Banks, sacked nine times behind the porous line, threw four interceptions against Colgate last week. But he knows that in order to lower both those numbers, it is going to take a short memory.

“I forced a few throws, I was quick on a few things. Overall, they’re fixable mistakes, nothing I’m worried about,” Banks said. “I can’t really think about them going forward. I just know I’ve got to make my reads and not force throws and we’ll be fine going forward. … That’s not really who we are as an offense so I think we’ll be just fine going forward.”

Gesualdi and the Cornell defense are coming off a game where they held Colgate to 270 yards of total offense, the best mark the Red has put up since 2009. Cornell will need another lockdown defensive performance to slow down Harvard’s high-power offense, led by Booker, who has two touchdowns in each of his last two games.

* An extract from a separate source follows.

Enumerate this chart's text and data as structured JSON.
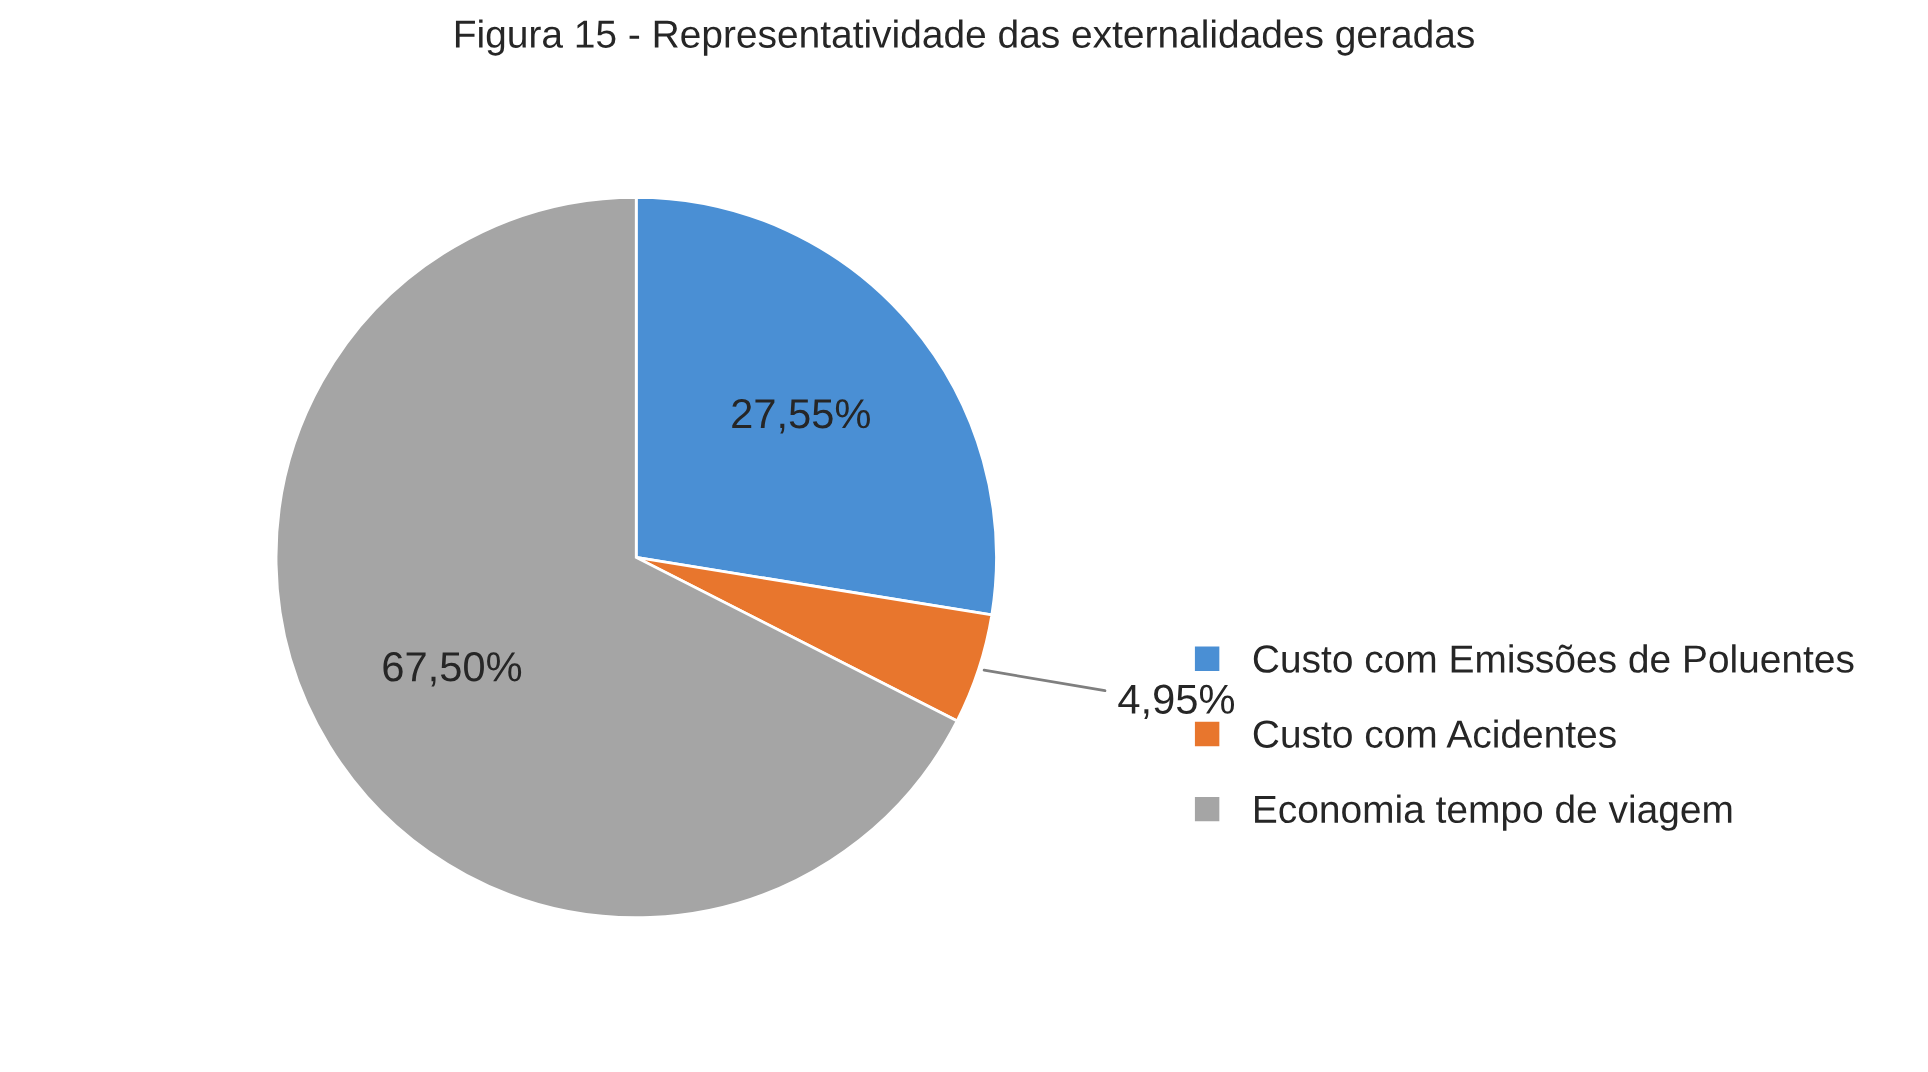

This weekend and going forward, Cornell’s offense will be without a key player, freshman wide receiver Eric Gallman. The team leader in receptions who set a single-game freshman receiving record against Yale is out for the season with an ankle injury sustained in that game.

Difficult as the first few weeks of the season have been, the Red does not doubt its ability to turn things around, especially given the familiarity of a 0-3 start from years past.

“It’s a situation we’ve been in before. … We’re not putting too much pressure on ourselves, we’re taking it one week at a time,” Gesualdi said. “It really helps that I can speak to the team and tell them that we’re only 0-1 in the Ivy League … it’s still anybody’s league, so we’re excited to keep going. There’s no loss in confidence at all.”

The Red takes on Harvard at 1:30 p.m. Saturday at Schoellkopf.